Greetings, writers! By now at least one of you is probably staring at a blinking cursor and … well, cursing. People talk all the time about Writer’s Block. How they just don’t know what to write and, therefore, the page remains utterly blank.
But there’s something worse, in a way, than what you don’t know: what you think you do know.
I was at Phoenix Comic Con last year and went to a panel to listen to master storyteller J. Michael Straczynski (Babylon 5, Thor, Spider-Man). He spoke about how one major stumbling block in writing science fiction (especially that set in the far future) is the “tyranny of the known”.
Now, Mr. Straczyinski was speaking about how our culture only knows so much about science.

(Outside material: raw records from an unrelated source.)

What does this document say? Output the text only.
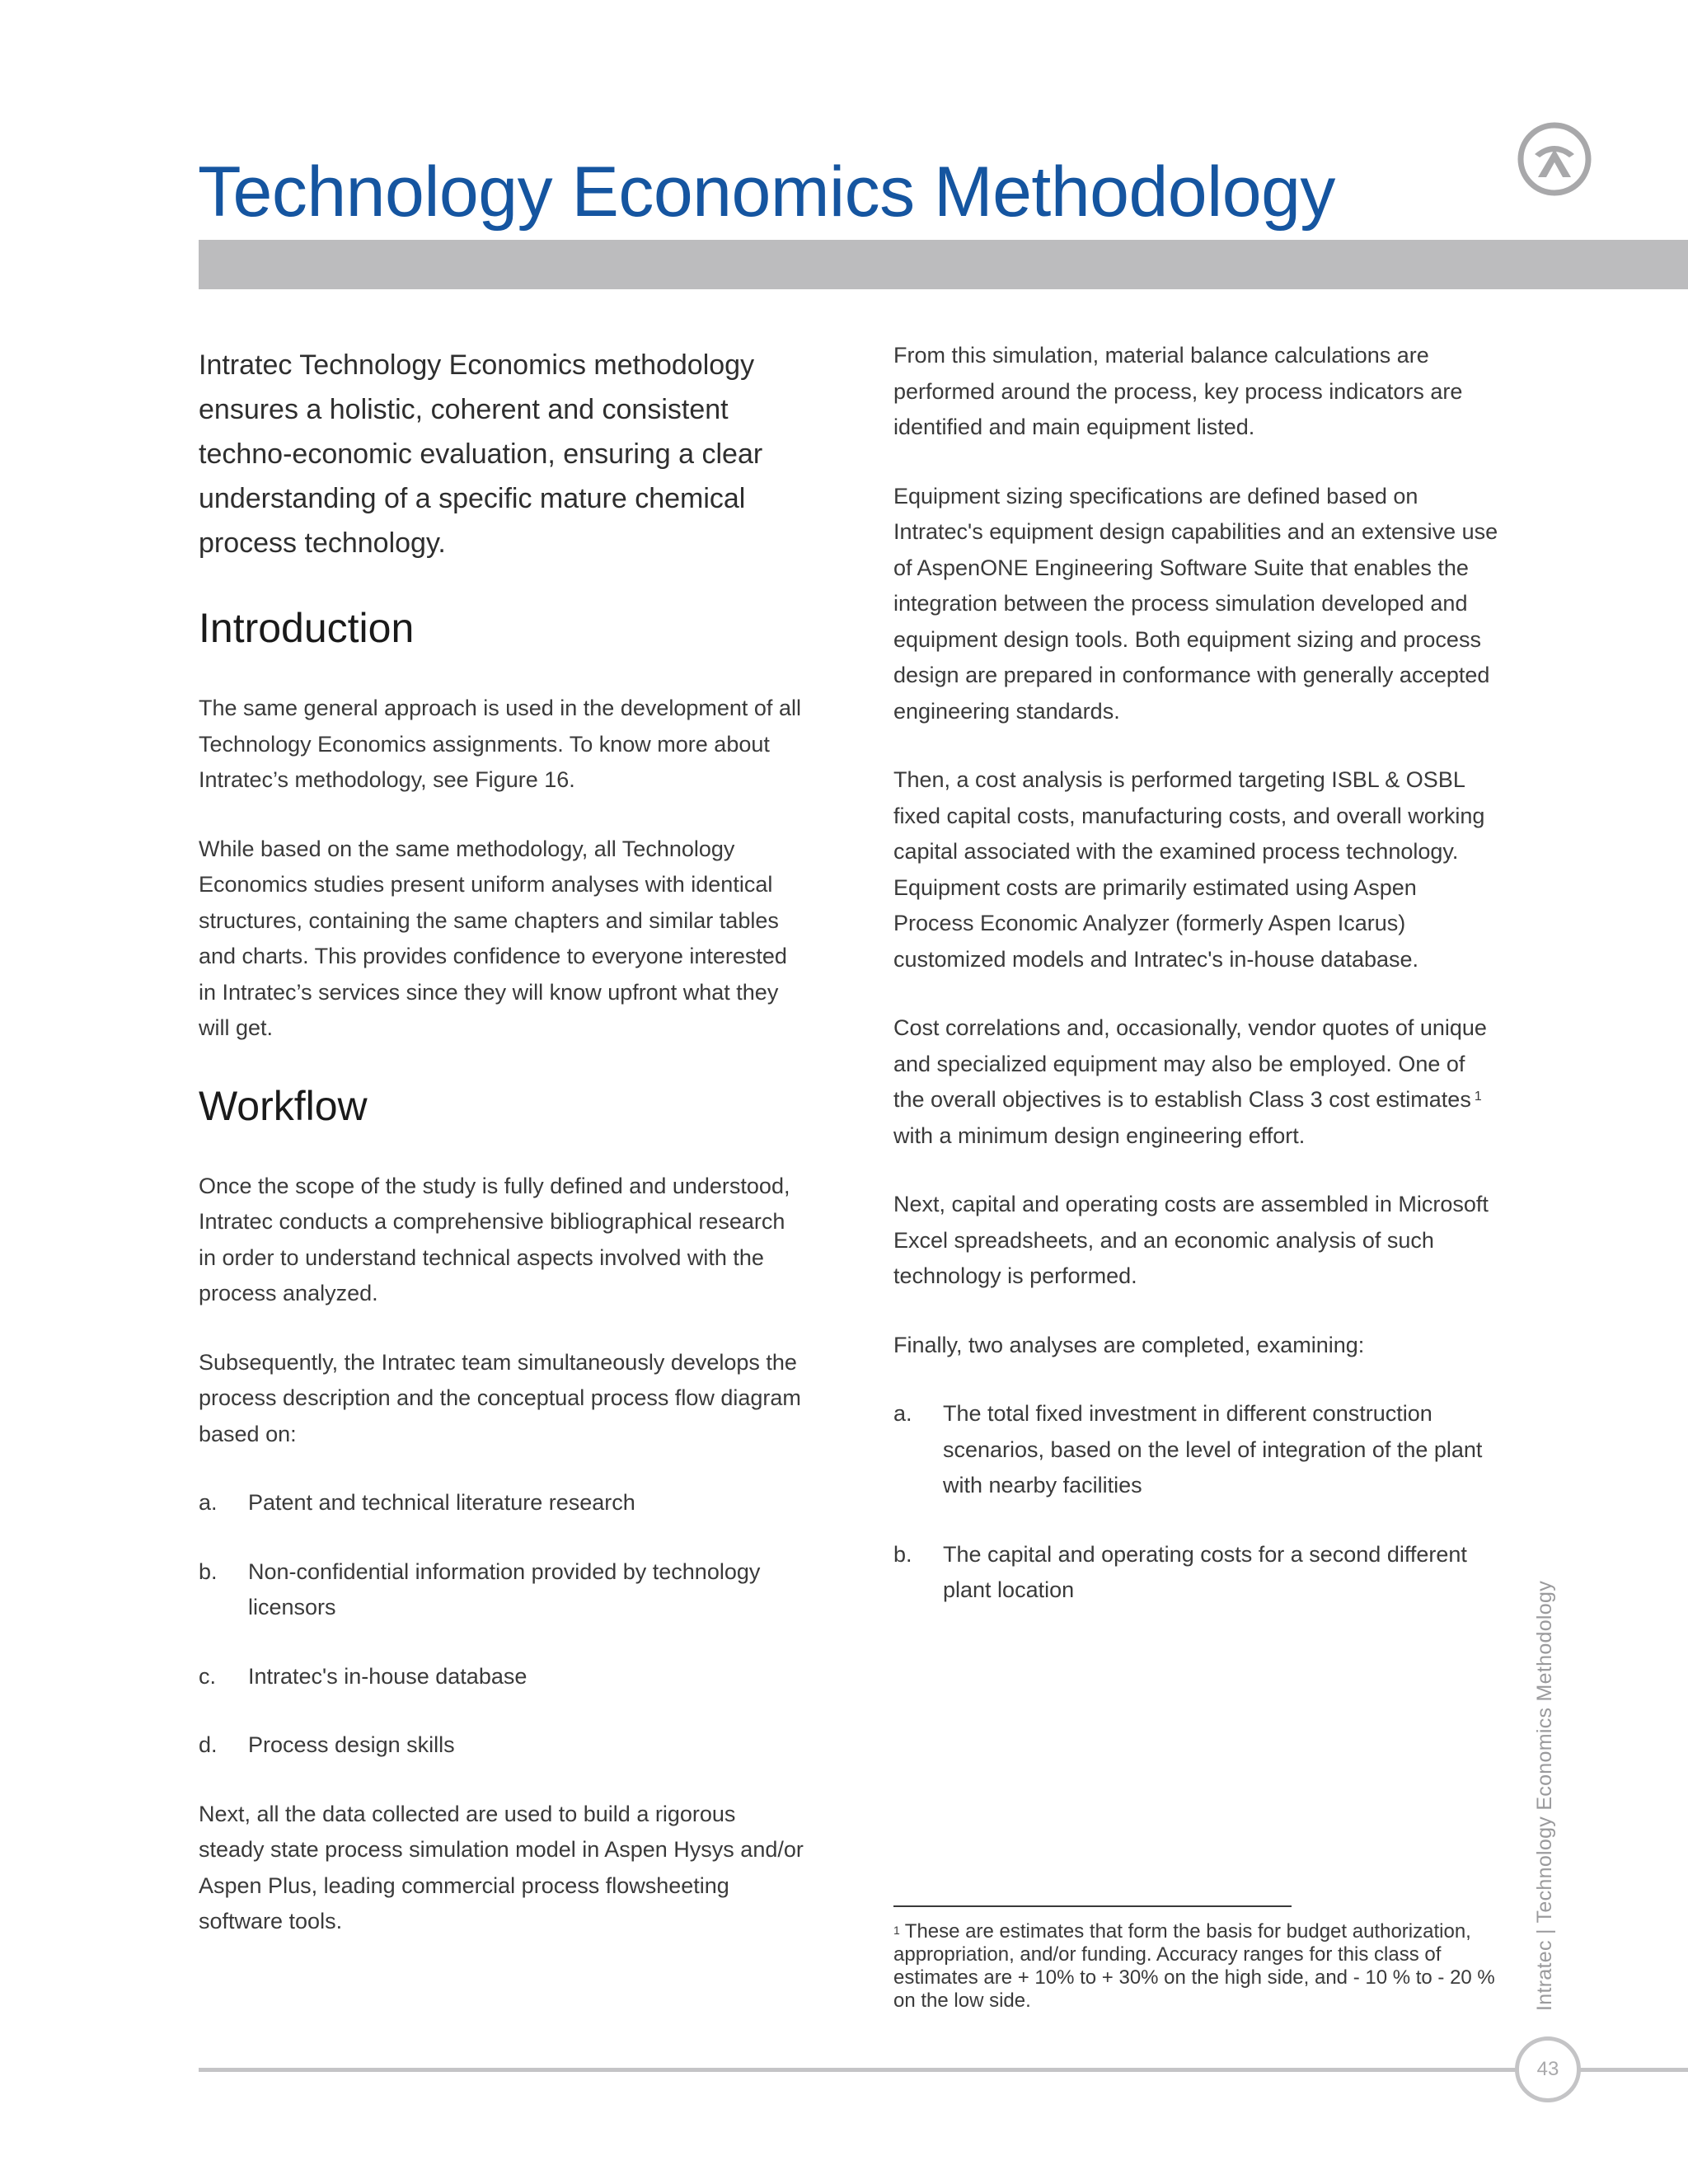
Technology Economics Methodology

Intratec Technology Economics methodology ensures a holistic, coherent and consistent techno-economic evaluation, ensuring a clear understanding of a specific mature chemical process technology.

Introduction

The same general approach is used in the development of all Technology Economics assignments. To know more about Intratec’s methodology, see Figure 16.

While based on the same methodology, all Technology Economics studies present uniform analyses with identical structures, containing the same chapters and similar tables and charts. This provides confidence to everyone interested in Intratec’s services since they will know upfront what they will get.

Workflow

Once the scope of the study is fully defined and understood, Intratec conducts a comprehensive bibliographical research in order to understand technical aspects involved with the process analyzed.

Subsequently, the Intratec team simultaneously develops the process description and the conceptual process flow diagram based on:

a.	Patent and technical literature research
b.	Non-confidential information provided by technology licensors
c.	Intratec's in-house database
d.	Process design skills

Next, all the data collected are used to build a rigorous steady state process simulation model in Aspen Hysys and/or Aspen Plus, leading commercial process flowsheeting software tools.

From this simulation, material balance calculations are performed around the process, key process indicators are identified and main equipment listed.

Equipment sizing specifications are defined based on Intratec's equipment design capabilities and an extensive use of AspenONE Engineering Software Suite that enables the integration between the process simulation developed and equipment design tools. Both equipment sizing and process design are prepared in conformance with generally accepted engineering standards.

Then, a cost analysis is performed targeting ISBL & OSBL fixed capital costs, manufacturing costs, and overall working capital associated with the examined process technology. Equipment costs are primarily estimated using Aspen Process Economic Analyzer (formerly Aspen Icarus) customized models and Intratec's in-house database.

Cost correlations and, occasionally, vendor quotes of unique and specialized equipment may also be employed. One of the overall objectives is to establish Class 3 cost estimates $^1$ with a minimum design engineering effort.

Next, capital and operating costs are assembled in Microsoft Excel spreadsheets, and an economic analysis of such technology is performed.

Finally, two analyses are completed, examining:

a.	The total fixed investment in different construction scenarios, based on the level of integration of the plant with nearby facilities
b.	The capital and operating costs for a second different plant location

$^1$ These are estimates that form the basis for budget authorization, appropriation, and/or funding. Accuracy ranges for this class of estimates are + 10% to + 30% on the high side, and - 10 % to - 20 % on the low side.	Intratec | Technology Economics Methodology
43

We can write about wormholes and jump gate technology because we have a frame of reference for it. We can talk about nanobots or dystopian politics in the 24th century because we can see those things now. There could be particles we have no idea exist, forms of energy we can’t comprehend, things we just don’t have the capacity to describe or imagine. So, in this way, what we know can not only shape our fiction, but it can limit our scope.
But there’s another way our writing (or lack thereof) can be swayed by all our awesome knowledge. If you’re a Plotter, your outlines and notes can block your path. If you’re like me, you’ve got a Point A and a Point Z with a few interesting landmarks along the way. I can’t tell you, though, how many times I’ve been working on a story and hit a roadblock, thinking, “But this is how it has to go. I need to connect these two, immutable points, but woe and fie and oh crap, how do I do it?”
Thing is, hot shot, those two points are not immutable. In fiction, they never are. You can realign, adjust, adapt, and take all sorts of diversions between Points A and Z. And Z doesn’t even have to be the actual end result. Z can morph!
My point is this: do not be ruled by how you “know” the story ends. Sometimes your characters and your story are trying to be themselves and the worst thing you can do is think that you, as creator, know what’s best.
As you slog through NaNo, take time to dance with your story and let it lead you for a time.
You might find something you never knew was possible.